NVIDIA held its annual GTC (GPU Technology Conference) in San Jose earlier this week. Jensen Huang, their CEO, unveiled their next-generation DGX [48:24], an AI supercomputer system in a single rack. For those not in technology, think of a cabinet-sized box six feet tall, two feet wide, and three feet deep that consumes an amazing 120 KW every hour of power while performing 1.4 ExaFLOPs. For contrast, the DGX consumes energy at a rate equal to 100 average American homes (a home consumes 10,500 KW / year). It does math at a rate equal to all eight billion people on the planet doing one calculation on a calculator per second for four years, non-stop. That’s what this machine can complete in one second.
In November, there were precisely two publicly announced systems in the world, Frontier and Aurora, both US Department of Energy SuperComputer Clusters, capable of achieving an ExaFLOP. One is in Oak Ridge, TN, and the other is at the Argonne National Lab, and they each consume 200X the power of the DGX above. It should also be noted that these are massive systems, often in the 200-rack range, but the move to GPUs has improved this, as Frontier has only 74 racks while Aurora has 166 racks. The main point Jensen was trying to make is that a single DGX is similar to the computational power of these data center clusters.
Those close to this technology would argue that NVIDIA is gaming its ExaFLOPs number because their calculations differ from those computed by Frontier and Aurora to make the Top500 list. Frontier and Aurora report their numbers while running the Linpack benchmark calculation using double-precision 64-bit floating point numbers. They cannot employ mathematical tricks that shorten number formats, reduce results, or optimize matrix multiplication using innovative new algorithms. On the other hand, Jensen is a magician performing unconstrained; he tosses out his ExaFLOPs number using an FP4 data type. This is the absolute smallest number format defined today; it’s 1/16th the size of the numbers used for Linpack, and trust me, size matters in more ways than one. Furthermore, Jensen’s ExaFLOPs metric benefits from using many of the latest tricks, including ways to shrink the number size and reduce the number of terms you need to operate on with calculations, some done in the networking cards.
Let’s get back to power. The US energy grid is under intense pressure from the rapid growth in demand resulting from the widespread adoption of Electric Vehicles (EVs), including electric commercial trucks and soon tractor trailers.
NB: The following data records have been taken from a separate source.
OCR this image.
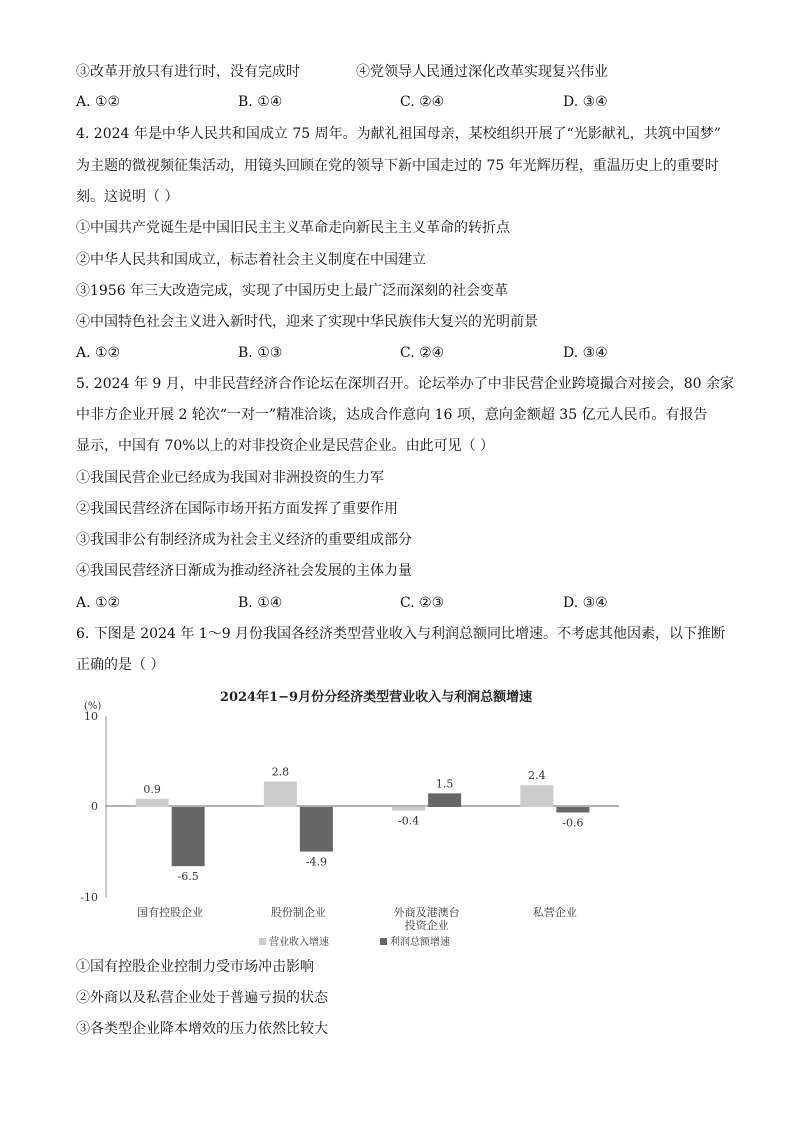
③改革开放只有进行时，没有完成时	④党领导人民通过深化改革实现复兴伟业
A. ①②	B. ①④	C. ②④	D. ③④
4. 2024 年是中华人民共和国成立 75 周年。为献礼祖国母亲，某校组织开展了“光影献礼，共筑中国梦”
为主题的微视频征集活动，用镜头回顾在党的领导下新中国走过的 75 年光辉历程，重温历史上的重要时
刻。这说明（ ）
①中国共产党诞生是中国旧民主主义革命走向新民主主义革命的转折点
②中华人民共和国成立，标志着社会主义制度在中国建立
③1956 年三大改造完成，实现了中国历史上最广泛而深刻的社会变革
④中国特色社会主义进入新时代，迎来了实现中华民族伟大复兴的光明前景
A. ①②	B. ①③	C. ②④	D. ③④
5. 2024 年 9 月，中非民营经济合作论坛在深圳召开。论坛举办了中非民营企业跨境撮合对接会，80 余家
中非方企业开展 2 轮次“一对一”精准洽谈，达成合作意向 16 项，意向金额超 35 亿元人民币。有报告
显示，中国有 70%以上的对非投资企业是民营企业。由此可见（ ）
①我国民营企业已经成为我国对非洲投资的生力军
②我国民营经济在国际市场开拓方面发挥了重要作用
③我国非公有制经济成为社会主义经济的重要组成部分
④我国民营经济日渐成为推动经济社会发展的主体力量
A. ①②	B. ①④	C. ②③	D. ③④
6. 下图是 2024 年 1～9 月份我国各经济类型营业收入与利润总额同比增速。不考虑其他因素，以下推断
正确的是（ ）
2024年1−9月份分经济类型营业收入与利润总额增速
(%)
10
0
-10
0.9
-6.5
2.8
-4.9
-0.4
1.5
2.4
-0.6
国有控股企业	股份制企业	外商及港澳台
投资企业
私营企业
营业收入增速	利润总额增速
①国有控股企业控制力受市场冲击影响
②外商以及私营企业处于普遍亏损的状态
③各类型企业降本增效的压力依然比较大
Tesla is rolling out a new charging station every day. Shell and others are also looking to jump into this market, and all this power for EVs must come from somewhere. Thankfully, while EV electric demand is growing, homeowners are increasingly installing solar panels on their roofs to offset their use, particularly if they have an EV or two in the garage. The US federal government recently adopted new rules to move all future vehicle production by 2032 to EVs and Hybrids. While the growth in solar may offset the drain placed on the grid by EVs, NVIDIA’s new DGX changes everything.
Current data centers were designed around racks consuming 10-20 KW each, some permit up to 70 KW per cabinet with a 300 KW commitment, but this is pretty new. All of this includes the matching required cooling, which is just as vital but often overlooked. NVIDIA’s new DGX consumes 6-12X more power than what is currently deployed, and the first part of the problem lies here. As they begin shipping the DGX, we will see data center demand for power explode, unlike before. People have realized that the benefits of an AI grow as the models for these AIs, on which they are trained, grow geometrically. These larger models need even larger DGX class systems to be implemented. Unless something changes soon, at some point in the future, we may be competing with AI systems for electrical power.